3. Functional Verification: Executes the kernel and compares output against the reference (tolerance-based).
4. Performance Profiling: Uses NVIDIA Nsight Compute to measure execution time, FLOPs, and data movement.

C. CUDABench-Score (The Metric)

To overcome hardware dependency, the authors introduce a Roofline-based metric:

• Performance-Score: Calculates the ratio of the kernel's Achieved GFLOPs/sec to its Attainable GFLOPs/sec (the theoretical limit defined by the Roofline model).
  • For Memory-Bound kernels, this effectively measures Memory Bandwidth Utilization.
  • For Compute-Bound kernels, it measures Compute Utilization.
• CUDABench-Score: A unified scalar metric combining compilation success, functional correctness, and the Performance-Score.

3. Key Contributions

1. CUDABench-Set: The first text-to-CUDA benchmark covering a Breadth-Depth-Difficulty space across non-ML domains (Science, Finance, etc.) with production-scale input sizes.
2. Generative Verification Pipeline: A robust framework ensuring both functional correctness and hardware-aware performance evaluation.
3. CUDABench-Score: A novel, hardware-independent metric that normalizes performance across different GPU architectures (e.g., A40 vs. RTX 4090) by utilizing the Roofline model.
4. Comprehensive Evaluation: Extensive testing of 7 state-of-the-art LLMs (including GPT-5, Claude 4.5, Gemini 3, DeepSeek, Qwen3, Kimi, MiniMax).
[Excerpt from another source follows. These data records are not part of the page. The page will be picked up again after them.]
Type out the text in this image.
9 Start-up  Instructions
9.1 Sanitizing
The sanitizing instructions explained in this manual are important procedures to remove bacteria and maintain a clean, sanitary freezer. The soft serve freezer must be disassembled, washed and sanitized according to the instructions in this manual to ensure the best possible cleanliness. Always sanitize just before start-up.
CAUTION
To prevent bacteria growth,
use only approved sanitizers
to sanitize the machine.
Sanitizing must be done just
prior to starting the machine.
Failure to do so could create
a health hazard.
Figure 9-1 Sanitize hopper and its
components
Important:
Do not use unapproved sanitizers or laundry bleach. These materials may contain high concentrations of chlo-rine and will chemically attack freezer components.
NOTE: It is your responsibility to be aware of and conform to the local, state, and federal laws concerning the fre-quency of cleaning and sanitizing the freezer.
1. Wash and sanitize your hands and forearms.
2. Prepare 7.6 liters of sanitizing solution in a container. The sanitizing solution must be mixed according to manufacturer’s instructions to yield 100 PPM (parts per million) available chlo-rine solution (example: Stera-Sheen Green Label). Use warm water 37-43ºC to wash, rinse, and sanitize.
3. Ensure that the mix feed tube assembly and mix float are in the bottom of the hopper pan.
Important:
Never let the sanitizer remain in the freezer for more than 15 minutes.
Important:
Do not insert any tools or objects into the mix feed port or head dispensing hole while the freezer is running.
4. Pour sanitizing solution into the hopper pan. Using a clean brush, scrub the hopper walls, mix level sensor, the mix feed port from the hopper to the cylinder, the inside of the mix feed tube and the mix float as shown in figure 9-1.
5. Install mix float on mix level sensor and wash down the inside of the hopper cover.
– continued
4. Experimental Results & Findings

The authors evaluated top-tier LLMs on the A40 and RTX 4090 GPUs. Key findings include:

• Finding 1: Significant Challenge for LLMs.
  • Performance drops sharply as difficulty increases. For example, GPT-5.2's functional accuracy drops from 79.8% (Level 1) to 60.8% (Level 3). This contrasts with general code benchmarks (e.g., HumanEval) where models perform much better, indicating CUDA generation requires specialized knowledge.
• Finding 2: High Compilation, Low Functionality.
  • There is a massive gap between syntactic validity and semantic correctness. Models like Claude 4.5 achieve near-perfect compilation rates (~99-100%) but struggle with functional logic.
  • Functional Inconsistency is the primary failure mode (e.g., 47% of Level 3 generations for DeepSeek-V3.2 failed functionally, while compilation errors were only ~3.6%). Models often fail at thread synchronization and memory boundary conditions.
• Finding 3: Lack of Domain Knowledge.
  • In Level 3 (Zero-shot), performance collapses, especially in niche domains like "Scientific Simulation & Finance" (failure rates up to 85% for some models). This suggests LLMs lack intrinsic expertise in complex, domain-specific algorithms.
• Finding 4: Suboptimal Hardware Utilization.
  • Even the best-performing models achieve a Performance-Score of only ~40% on Level 1. This implies that ~60% of GPU resources (compute or memory bandwidth) are wasted.
  • The performance gap between models is negligible, suggesting a systemic inability to implement hardware-aware optimizations (e.g., tiling, shared memory usage).
• Hardware Independence:
  • The CUDABench-Score remained stable across different GPUs (A40 vs. RTX 4090), confirming its effectiveness as a hardware-agnostic metric.

5. Significance

• Bridging the Gap: CUDABench moves beyond simple code translation to evaluate the true capability of LLMs in generating optimized, domain-specific GPU code.
• Realistic Evaluation: By introducing the Roofline-based metric, the paper shifts the focus from "does it run?" to "how efficiently does it run?", which is critical for high-performance computing.
• Research Direction: The results highlight that current LLMs, despite strong general coding abilities, lack the specific parallel programming intuition and domain knowledge required for CUDA. This sets a clear agenda for future research: improving domain-specific training, enhancing reasoning for hardware constraints, and developing better prompting strategies for GPU optimization.
• Open Resource: The benchmark is open-sourced, providing a standardized foundation for the community to advance LLM-driven GPU programming.